I've spent a while trying to understand why my WPF app wasn't databinding to an enum property propertly and this is the cause.
static void Main(string[] args)
{
MyEnum x = 0;
Console.WriteLine(x.ToString());
Console.ReadLine();
}
public enum MyEnum
{
First = 1,
Second = 2
}
Essentially the problem was that there was no default value set for the enum property in the constructor of the class I was binding to, so it was defaulting to zero.
Is there someway I can tell the C# compiler that I want it to only accept valid values (and default to the lowest value)? I don't want my property to accept invalid values, and I don't want to have to write setter code for every property that uses an enum.
C is a general-purpose programming language and can efficiently work on enterprise applications, games, graphics, and applications requiring calculations, etc. C language has a rich library which provides a number of built-in functions. It also offers dynamic memory allocation.
C++ is well-rounded in terms of platforms and target applications, so if your project is focused on extremely low-level processing, then you may want to use C++. C++ is often used for large-scale, multi-man, complex projects where separate people need to work on modularised components.

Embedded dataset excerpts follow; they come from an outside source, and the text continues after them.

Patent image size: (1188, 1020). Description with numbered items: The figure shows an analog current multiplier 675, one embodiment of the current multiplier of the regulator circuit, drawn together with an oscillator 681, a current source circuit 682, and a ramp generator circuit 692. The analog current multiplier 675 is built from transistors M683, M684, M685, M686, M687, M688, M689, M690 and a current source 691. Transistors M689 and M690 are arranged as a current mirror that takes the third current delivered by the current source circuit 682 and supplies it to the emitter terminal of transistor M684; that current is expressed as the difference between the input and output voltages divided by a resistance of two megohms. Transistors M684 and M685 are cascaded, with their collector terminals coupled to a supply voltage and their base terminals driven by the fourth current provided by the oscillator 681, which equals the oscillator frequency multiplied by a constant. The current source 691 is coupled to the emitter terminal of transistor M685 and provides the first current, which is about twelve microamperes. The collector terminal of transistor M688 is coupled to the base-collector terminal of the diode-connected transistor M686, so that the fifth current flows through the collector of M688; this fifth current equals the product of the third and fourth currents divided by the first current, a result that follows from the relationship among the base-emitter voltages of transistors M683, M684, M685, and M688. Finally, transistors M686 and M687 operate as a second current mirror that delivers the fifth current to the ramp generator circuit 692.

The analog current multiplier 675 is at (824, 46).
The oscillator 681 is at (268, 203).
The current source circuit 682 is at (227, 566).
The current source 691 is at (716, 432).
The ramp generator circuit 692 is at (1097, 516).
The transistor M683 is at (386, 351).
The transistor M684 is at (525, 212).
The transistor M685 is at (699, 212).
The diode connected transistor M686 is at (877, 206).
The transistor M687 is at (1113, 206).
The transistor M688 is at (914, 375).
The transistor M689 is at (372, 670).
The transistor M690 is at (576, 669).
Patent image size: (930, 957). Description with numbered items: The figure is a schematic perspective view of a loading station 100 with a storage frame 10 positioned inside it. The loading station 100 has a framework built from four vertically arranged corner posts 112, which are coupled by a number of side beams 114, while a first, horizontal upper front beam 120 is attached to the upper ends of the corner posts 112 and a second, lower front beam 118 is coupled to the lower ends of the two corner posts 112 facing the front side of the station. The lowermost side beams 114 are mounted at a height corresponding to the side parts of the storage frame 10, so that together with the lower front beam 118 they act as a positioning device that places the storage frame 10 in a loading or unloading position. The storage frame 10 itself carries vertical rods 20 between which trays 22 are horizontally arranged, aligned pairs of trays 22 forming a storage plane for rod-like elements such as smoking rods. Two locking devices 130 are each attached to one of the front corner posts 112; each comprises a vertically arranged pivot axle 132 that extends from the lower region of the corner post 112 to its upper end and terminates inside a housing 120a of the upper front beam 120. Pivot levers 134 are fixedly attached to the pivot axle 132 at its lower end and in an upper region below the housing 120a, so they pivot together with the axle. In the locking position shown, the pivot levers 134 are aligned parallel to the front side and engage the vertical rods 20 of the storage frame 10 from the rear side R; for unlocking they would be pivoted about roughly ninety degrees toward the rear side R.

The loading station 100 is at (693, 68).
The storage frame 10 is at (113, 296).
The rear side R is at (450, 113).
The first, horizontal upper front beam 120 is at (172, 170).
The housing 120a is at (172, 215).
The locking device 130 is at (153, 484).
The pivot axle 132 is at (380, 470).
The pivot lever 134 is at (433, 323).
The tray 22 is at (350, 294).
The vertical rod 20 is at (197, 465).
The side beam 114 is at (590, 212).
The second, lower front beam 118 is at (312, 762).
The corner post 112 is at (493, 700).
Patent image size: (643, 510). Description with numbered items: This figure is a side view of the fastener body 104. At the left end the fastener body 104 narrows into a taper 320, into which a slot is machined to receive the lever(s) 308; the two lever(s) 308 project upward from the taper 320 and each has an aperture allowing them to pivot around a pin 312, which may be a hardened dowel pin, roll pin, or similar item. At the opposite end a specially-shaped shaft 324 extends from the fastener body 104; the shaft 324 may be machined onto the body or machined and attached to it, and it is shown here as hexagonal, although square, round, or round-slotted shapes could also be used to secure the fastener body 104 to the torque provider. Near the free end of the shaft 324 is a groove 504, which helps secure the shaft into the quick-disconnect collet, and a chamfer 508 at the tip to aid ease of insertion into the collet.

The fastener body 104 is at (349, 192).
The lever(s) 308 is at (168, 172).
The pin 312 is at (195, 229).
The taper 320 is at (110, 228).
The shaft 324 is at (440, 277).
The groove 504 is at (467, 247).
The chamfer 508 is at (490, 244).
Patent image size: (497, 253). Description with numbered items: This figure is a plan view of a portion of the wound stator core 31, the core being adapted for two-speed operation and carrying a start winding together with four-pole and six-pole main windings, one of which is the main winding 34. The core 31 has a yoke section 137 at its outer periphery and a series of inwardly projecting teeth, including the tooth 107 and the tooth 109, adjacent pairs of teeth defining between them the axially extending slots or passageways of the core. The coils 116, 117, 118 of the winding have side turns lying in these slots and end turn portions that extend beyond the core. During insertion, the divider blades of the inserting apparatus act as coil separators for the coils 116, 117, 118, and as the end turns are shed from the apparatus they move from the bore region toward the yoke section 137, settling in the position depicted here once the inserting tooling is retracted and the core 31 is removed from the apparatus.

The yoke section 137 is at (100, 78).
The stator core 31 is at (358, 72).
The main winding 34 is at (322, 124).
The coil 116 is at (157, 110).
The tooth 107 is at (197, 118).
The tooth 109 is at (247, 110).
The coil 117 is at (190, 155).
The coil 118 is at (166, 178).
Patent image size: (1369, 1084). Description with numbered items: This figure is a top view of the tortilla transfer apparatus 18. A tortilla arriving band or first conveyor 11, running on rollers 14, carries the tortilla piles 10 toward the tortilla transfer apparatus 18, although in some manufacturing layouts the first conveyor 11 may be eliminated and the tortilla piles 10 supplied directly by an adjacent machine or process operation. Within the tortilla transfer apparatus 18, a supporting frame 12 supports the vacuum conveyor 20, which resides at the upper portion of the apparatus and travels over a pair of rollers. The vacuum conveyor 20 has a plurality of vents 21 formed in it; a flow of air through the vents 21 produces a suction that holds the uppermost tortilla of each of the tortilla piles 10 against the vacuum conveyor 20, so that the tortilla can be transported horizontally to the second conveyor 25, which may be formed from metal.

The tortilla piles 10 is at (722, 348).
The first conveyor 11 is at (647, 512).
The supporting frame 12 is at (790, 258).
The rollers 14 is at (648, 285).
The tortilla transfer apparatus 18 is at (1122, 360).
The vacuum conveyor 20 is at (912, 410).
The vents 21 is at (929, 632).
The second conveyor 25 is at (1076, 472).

We can say that C is a hands-on language and we can program it in whichever way we want. C++ consists of some high-level object-oriented programming constructs that help us to code high-level programs. Thus if we say C is easy then C++ is also easier to code.
The C programming language doesn't seem to have an expiration date. It's closeness to the hardware, great portability and deterministic usage of resources makes it ideal for low level development for such things as operating system kernels and embedded software.
No, unfortunately not.
C# enums are just named numbers, really - there's no validation at all. I agree it would be very nice to see this, as well as enums with behaviour (like in Java). I haven't heard anything to suggest it's coming any time soon though :(
Note that the default value of a type will always be the value represented by "all zero bits" - there's no way of getting round that within the type system, really. So either you need to make that a sensible default value, or you'd have to explicitly test against it even in a validating system (like testing against null for reference types).
Just to be clear, I believe there are times when it makes sense to have the "names for numbers" kind of type... but I think a genuinely restricted set of values would be even more useful.